Every state is different but that is not at all consistent with early intervention in states I know of.
http://www.cms-kids.com/earlysteps/ I found this link which leads me to believe it isn't true in Florida either. Perhaps call the 800 number on that site and ask for clarification. Perhaps they bill insurance if the child is insured but it sounds to me as if they do provide services.

Thanks sbgrace ! I'll definitely call them on Monday.
post #62 of 88
Quote:
I'm in Florida and I called them 3 days ago, and they told me we can only qualify if DD doesn't have private insurance (she does, through my DH). What is your experience?
??? Gosh, I don't think this is right at all, unless it varies by county. I'm in FL and we have private insurance and DS has been in early intervention home therapy for about 4-5 months now. It's all free.

I'll give a little info about DS here in case anyone is interested. He was dx as hypotonic around 4 months after serious nursing issues/borderline failure to thrive. He is also hyperflexible. He started gaining tons of weight after starting solids and increasing donor milk and formula around 6 months, and soon after started making huge strides with his motor skills. At his last visit with the PT, she said he is now age-appropriate. At 6 months he could not sit up *in the Bumbo*; at almost 11 months he is sitting, kneeling, crawling, pulling to stand, and walking with a walker toy. We had numerous tests run, all of which were normal. Basically, no one has the slightest clue what the deal is, and he is being monitored, but I am here to say that great improvement *is* possible.
post #63 of 88
Quote:
Originally Posted by loraxc View Post
??? Gosh, I don't think this is right at all, unless it varies by county. I'm in FL and we have private insurance and DS has been in early intervention home therapy for about 4-5 months now. It's all free.

I'll give a little info about DS here in case anyone is interested. He was dx as hypotonic around 4 months after serious nursing issues/borderline failure to thrive. He is also hyperflexible. He started gaining tons of weight after starting solids and increasing donor milk and formula around 6 months, and soon after started making huge strides with his motor skills. At his last visit with the PT, she said he is now age-appropriate. At 6 months he could not sit up *in the Bumbo*; at almost 11 months he is sitting, kneeling, crawling, pulling to stand, and walking with a walker toy. We had numerous tests run, all of which were normal. Basically, no one has the slightest clue what the deal is, and he is being monitored, but I am here to say that great improvement *is* possible.
Thanks so much for your info. Maybe I just spoke to someone not well informed. I'll try them again until I get a satisfactory answer. What county are you in?

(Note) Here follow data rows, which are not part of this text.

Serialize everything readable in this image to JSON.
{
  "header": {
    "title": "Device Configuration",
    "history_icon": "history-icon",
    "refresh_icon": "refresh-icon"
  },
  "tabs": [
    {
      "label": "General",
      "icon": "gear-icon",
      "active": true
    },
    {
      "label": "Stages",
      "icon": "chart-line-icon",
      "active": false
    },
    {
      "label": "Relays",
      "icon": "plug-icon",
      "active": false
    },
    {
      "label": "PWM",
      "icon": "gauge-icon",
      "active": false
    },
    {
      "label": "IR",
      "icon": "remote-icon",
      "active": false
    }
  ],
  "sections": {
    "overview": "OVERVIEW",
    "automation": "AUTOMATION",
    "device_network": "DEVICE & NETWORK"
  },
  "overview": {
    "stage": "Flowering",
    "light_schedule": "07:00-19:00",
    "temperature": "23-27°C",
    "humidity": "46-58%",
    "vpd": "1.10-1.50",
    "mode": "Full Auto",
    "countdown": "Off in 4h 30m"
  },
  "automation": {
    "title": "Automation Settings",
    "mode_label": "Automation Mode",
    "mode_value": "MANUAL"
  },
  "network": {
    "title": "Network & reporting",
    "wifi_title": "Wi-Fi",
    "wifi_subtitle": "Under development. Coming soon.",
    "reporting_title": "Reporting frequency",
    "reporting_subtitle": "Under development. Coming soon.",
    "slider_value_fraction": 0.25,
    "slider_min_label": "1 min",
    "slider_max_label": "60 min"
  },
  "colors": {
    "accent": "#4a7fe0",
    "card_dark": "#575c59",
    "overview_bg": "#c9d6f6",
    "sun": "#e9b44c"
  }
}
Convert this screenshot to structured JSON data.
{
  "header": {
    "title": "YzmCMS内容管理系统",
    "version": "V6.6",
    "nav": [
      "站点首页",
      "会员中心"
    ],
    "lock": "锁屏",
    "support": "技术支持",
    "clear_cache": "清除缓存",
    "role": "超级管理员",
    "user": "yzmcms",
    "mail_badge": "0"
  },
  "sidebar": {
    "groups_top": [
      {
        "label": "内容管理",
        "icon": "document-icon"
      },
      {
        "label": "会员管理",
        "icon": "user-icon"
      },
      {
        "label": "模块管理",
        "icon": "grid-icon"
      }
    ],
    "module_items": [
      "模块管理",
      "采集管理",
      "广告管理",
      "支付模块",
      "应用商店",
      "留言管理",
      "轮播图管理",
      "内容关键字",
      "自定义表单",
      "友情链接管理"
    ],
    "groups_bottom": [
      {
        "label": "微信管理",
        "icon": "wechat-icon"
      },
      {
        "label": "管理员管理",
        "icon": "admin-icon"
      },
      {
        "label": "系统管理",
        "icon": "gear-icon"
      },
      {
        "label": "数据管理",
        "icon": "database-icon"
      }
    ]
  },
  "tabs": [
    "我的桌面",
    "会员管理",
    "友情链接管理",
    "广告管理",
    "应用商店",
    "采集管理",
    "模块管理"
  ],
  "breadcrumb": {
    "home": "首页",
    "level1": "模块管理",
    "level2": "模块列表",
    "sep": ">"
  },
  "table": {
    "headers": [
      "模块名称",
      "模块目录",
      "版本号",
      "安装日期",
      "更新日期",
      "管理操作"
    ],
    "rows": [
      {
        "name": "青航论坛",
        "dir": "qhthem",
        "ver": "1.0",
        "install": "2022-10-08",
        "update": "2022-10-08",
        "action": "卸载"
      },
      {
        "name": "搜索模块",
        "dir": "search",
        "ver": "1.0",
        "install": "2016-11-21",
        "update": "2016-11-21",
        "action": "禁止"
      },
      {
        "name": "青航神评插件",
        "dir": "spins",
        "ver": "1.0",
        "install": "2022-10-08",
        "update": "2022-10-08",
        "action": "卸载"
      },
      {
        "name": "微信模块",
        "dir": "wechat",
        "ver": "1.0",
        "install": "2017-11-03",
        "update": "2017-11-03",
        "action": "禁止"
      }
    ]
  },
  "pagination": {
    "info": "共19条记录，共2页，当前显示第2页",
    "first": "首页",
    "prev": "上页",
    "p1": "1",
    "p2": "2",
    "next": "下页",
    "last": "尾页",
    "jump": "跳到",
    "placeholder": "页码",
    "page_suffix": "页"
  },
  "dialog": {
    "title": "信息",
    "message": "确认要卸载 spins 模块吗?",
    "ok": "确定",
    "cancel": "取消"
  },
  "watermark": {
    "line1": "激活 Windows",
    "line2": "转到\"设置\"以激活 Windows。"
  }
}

I'm in Broward.
post #64 of 88
I called EI again and they told me to call Child Find. Child Find took my info and said they'd send a referral to EI who will contact me withing 10 days (you gotta love bureaucracy, LOL). SO now I wait for their call. Insurance was not an issue, just as everyone here mentioned. I must have talked to someone not informed or not willing to help me.

Thanks for all the help.
post #65 of 88
Oh, good! I'm glad you're on the right track now.
post #66 of 88

metabolic specialist in houston?

Not sure if this thread is still being monitored but I saw someone say there's a good metabolic specialist in Houston. I was wondering who it is since my son is 12 months and has hypotonia but no diagnosis. I want to see if he has a fatty acid oxidation disorder but am tired of wasting time and would like to go to the best.

Thanks,
Susan
post #67 of 88
Mary Kay Koenig at Hermann memorial in Houston. She's brilliant! We really love her.
post #68 of 88
My son has been hypotonic since birth - he had poor suck, inability to feed which led to an NG tube. The final diagnosis was Prader-Willi Syndrome which many kiddos with hypotonia would (and should) be tested for. By age 4, however, other classic PWS signs would likely present themselves such as extreme interest in food and possibly constant eating/ food seeking.

Motor planning issues def. go hand in hand with hypotonia - we have to physically move his body to show him how to do something and after a few times he seems to create that neuro-pathway to the brain and remembers how to do it. I understand that Hypotonia is either brain based or muscle based.

Sensory Processing Disorder is also common - hypotonic kids can often be sensory seekers . DS loves bear hugs, rough play (only with those he feels safe) and can occasionally have issues with picking (nose, scabs, etc).

We also have to watch for scoliosis which I think is common due to the low muscle tone.

I think testing is important - there are many disorders which have specfic treatments and guidelines. That said, it can be a long road to finding a diagnosis. Just thought I would throw out the Prader-Willi possibility for younger babies and list the issues we have dealt with in regards to hypotonia.

We have experimented with supplements -specifically CoQ 10 and L-Carnitine that are said to help with sleepiness and muscles. They did not work for us a while back but I am thinking of starting L-Carnitine again. Anyone else try these ones? We also do fish oil.
post #69 of 88
My daughter developed hyptonia at 4 months old. It was a symptom of her condition, Rett Syndrome.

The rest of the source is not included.